Initiative 2: Observe Whether Diversity is Prevalent in all Levels of Your Organization
One common misconception about diversity in the workplace is that diversity statistics found through the number of people on a business’s payroll is the best way to see whether diversity levels are high or low. This results in a lot of organizations believing that they have an incredibly diverse team of employees when discrimination still lies within their organization. Numerous times, visible minorities are hired into lower-paying jobs, and thus less diversity is seen within senior roles and management positions. For this reason, you should be tracking which levels of your organization are the most diverse and whether minorities are being given opportunities to grow within your business.
Initiative 3: Start an Employee Resource Group
This initiative is especially important for larger companies with high numbers of employees. In brief, an employee resource group in an employee-led organization is created to foster inclusion and camaraderie among employees while elevating the mission of the organization.

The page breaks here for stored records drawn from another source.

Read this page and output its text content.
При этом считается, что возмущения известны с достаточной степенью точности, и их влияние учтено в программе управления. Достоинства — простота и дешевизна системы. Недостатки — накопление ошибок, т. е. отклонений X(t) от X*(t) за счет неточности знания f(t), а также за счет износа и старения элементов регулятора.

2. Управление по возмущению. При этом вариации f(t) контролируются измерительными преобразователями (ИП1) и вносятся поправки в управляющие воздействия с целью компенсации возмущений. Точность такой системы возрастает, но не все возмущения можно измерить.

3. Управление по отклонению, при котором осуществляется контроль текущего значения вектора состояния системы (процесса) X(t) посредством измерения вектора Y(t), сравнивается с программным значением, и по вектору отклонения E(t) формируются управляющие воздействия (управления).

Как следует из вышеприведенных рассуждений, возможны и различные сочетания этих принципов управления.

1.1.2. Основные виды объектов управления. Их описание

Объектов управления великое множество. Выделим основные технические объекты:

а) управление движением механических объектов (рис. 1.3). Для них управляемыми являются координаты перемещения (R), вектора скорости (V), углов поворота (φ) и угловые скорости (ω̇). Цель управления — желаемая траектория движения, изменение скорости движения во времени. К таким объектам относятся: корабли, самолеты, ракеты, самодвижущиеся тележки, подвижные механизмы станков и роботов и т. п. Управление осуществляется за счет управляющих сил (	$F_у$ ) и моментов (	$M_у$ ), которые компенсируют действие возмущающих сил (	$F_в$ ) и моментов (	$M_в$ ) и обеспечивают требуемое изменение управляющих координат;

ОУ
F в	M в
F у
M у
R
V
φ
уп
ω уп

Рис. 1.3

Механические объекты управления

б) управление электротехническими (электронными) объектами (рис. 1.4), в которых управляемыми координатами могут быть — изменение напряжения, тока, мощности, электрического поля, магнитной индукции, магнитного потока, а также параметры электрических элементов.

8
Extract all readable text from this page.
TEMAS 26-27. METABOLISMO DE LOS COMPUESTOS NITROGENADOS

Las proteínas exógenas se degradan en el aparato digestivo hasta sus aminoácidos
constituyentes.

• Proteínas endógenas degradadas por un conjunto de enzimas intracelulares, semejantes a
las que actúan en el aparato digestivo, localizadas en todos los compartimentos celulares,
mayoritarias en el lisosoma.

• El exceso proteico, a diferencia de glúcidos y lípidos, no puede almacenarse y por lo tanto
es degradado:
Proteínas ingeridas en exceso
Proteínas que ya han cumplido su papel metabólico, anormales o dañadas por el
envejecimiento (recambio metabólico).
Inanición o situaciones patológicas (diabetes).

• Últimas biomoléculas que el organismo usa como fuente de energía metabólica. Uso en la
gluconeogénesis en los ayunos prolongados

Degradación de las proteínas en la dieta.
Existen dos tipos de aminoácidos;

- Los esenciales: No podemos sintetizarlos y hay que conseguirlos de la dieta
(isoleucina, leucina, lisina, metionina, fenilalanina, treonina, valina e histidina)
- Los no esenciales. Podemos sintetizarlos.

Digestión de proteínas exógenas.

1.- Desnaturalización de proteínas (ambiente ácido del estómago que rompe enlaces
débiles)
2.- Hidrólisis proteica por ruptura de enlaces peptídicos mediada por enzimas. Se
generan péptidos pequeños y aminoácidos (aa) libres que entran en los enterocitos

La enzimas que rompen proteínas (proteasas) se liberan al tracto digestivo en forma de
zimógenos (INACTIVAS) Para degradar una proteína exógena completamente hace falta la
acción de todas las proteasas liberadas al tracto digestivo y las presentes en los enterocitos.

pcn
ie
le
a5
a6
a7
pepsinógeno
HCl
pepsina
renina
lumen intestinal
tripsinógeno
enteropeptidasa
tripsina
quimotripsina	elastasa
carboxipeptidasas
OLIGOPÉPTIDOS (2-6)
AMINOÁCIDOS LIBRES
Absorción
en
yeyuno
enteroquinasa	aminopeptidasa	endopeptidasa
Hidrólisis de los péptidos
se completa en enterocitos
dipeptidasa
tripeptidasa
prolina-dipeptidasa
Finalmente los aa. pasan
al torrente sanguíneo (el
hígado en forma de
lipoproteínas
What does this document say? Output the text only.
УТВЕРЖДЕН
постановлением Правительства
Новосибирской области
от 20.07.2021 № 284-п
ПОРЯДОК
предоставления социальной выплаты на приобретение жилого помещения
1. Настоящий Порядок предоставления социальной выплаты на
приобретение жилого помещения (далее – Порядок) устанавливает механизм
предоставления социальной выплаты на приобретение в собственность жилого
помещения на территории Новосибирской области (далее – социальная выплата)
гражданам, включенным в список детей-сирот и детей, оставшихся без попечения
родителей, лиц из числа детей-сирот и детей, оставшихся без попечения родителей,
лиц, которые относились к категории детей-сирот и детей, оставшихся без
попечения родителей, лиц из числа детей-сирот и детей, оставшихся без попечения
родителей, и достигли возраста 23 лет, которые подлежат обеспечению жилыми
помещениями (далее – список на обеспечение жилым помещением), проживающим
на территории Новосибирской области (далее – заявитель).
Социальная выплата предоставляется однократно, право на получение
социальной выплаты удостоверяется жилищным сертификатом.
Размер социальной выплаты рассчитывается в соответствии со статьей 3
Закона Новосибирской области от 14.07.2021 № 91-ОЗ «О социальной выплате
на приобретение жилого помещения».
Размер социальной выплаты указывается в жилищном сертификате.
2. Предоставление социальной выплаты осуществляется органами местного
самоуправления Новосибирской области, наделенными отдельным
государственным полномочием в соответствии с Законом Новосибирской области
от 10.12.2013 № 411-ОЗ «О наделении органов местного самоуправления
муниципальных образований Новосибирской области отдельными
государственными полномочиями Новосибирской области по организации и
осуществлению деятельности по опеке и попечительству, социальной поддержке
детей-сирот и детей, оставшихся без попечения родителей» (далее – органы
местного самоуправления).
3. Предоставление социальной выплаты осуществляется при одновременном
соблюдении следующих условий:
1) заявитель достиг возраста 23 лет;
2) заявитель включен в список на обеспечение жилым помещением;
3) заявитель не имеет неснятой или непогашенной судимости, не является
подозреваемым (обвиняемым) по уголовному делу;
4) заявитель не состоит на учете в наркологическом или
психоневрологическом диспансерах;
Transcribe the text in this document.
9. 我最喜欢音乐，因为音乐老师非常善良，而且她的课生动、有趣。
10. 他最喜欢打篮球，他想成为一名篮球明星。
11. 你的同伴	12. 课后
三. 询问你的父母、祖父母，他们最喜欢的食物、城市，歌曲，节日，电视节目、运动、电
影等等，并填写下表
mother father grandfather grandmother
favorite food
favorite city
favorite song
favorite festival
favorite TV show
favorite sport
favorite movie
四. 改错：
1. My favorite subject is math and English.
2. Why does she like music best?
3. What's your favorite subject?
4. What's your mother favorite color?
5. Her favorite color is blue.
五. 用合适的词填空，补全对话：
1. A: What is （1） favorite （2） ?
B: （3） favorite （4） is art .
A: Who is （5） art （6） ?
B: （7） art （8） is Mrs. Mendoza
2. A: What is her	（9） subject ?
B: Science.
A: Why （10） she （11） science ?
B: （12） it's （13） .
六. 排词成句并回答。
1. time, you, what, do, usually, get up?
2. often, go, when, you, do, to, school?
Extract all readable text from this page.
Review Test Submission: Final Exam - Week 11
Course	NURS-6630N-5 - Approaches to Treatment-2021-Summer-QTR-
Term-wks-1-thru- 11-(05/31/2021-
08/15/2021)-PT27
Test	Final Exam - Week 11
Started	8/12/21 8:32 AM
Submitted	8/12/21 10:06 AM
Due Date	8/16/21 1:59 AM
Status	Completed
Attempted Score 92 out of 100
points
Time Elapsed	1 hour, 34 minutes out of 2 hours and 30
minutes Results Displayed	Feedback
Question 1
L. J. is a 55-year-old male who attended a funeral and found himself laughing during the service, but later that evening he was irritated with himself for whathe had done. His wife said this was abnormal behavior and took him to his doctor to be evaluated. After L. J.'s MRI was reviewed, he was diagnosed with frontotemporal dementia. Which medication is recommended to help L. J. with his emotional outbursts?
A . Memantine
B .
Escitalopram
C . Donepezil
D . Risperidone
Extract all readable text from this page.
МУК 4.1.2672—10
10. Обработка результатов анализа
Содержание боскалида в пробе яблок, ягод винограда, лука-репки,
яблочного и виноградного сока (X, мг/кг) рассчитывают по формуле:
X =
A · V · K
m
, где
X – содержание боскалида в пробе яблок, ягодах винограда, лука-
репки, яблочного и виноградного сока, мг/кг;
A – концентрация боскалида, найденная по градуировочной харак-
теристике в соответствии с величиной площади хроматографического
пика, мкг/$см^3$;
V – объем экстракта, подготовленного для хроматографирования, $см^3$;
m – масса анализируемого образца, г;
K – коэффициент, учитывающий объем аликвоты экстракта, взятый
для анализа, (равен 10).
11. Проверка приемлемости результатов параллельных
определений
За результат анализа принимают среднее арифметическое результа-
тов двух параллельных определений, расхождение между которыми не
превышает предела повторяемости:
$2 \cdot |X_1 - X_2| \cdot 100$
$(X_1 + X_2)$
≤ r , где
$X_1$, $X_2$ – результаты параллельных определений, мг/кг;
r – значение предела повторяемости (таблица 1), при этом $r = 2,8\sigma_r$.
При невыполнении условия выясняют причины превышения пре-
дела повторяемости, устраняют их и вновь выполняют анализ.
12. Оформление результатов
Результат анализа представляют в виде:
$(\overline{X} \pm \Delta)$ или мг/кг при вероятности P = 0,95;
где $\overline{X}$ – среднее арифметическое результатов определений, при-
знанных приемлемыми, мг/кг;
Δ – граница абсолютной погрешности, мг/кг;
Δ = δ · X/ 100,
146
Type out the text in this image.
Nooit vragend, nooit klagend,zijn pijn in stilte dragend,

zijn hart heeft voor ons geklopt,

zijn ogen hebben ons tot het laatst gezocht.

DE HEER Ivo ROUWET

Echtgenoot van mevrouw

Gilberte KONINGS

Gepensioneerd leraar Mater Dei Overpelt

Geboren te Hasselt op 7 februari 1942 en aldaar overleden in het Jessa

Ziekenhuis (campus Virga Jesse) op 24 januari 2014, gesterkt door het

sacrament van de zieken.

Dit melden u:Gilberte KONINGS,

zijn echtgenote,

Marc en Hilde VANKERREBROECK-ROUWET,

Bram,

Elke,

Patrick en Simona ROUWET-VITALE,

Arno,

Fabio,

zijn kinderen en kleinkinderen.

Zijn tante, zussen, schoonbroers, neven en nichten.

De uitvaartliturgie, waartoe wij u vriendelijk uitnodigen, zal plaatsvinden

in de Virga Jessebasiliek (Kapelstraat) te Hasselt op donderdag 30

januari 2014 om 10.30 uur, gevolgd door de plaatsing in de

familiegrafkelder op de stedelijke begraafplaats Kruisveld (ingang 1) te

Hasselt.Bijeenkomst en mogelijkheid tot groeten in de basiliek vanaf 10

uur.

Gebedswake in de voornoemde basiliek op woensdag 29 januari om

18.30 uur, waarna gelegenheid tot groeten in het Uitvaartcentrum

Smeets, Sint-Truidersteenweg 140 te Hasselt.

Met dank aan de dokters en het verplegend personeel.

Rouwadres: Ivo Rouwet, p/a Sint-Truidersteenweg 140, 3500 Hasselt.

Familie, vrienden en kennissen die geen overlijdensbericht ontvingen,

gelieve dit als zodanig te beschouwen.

In your organization, a visible minority, black, or diversity-focused employee resource group may be valuable to allow voices to be heard in areas of your organization where they otherwise would not be.
Initiative 4: Increase Diversity in Hiring Teams
Another consideration during your business’s hiring process is whether the team who is making the hiring decisions is diverse. It is a known fact that hiring managers are most easily drawn to people whom they relate to and can easily see integrated into their network. Although subconscious, this discrimination occurs frequently. Thus, an effective way to increase diverse hires could be by ensuring a diverse team makes the hiring decisions.
Initiative 5: Use Local Resources and Grow a Diverse Network
It is a well-known fact that knowledge and education about race and ethnic discrimination can help increase inclusion and diversity. As a result, educating your teams about local events and resources is a great way to educate and foster ideas of inclusion into your everyday work environment. Moreover, giving your employees the resources to grow a more diverse network is one of the greatest tools to help workplace diversity.
Initiative 6: Create a Culture of Diversity and Allies
Along similar lines to the previous initiatives, ensure that your organization is instilling a culture of diversity and allies. Ensure that your business is continuously working to create a safer and more inclusive environment for people who are often discriminated. Moreover, ensuring that these people have equal opportunities to grow professionally.
Initiative 7: Balance is Key
Our last initiative is to foster balance, especially during your hiring process. One common misconception about being ‘diversity-focused’ during the hiring process is that merit and credentials matter less than being a visible minority. This should not be the case, inclusive hiring processes should be aware of discrimination and open, but at the end of the day, the best candidate should be hired for a role.
There you go! Our seven initiatives that will aid your organization in becoming more inclusive and diverse. We hope that through these initiatives, you and your business will continue to be aware, grow, and change areas of discrimination that are often found in the professional workforce.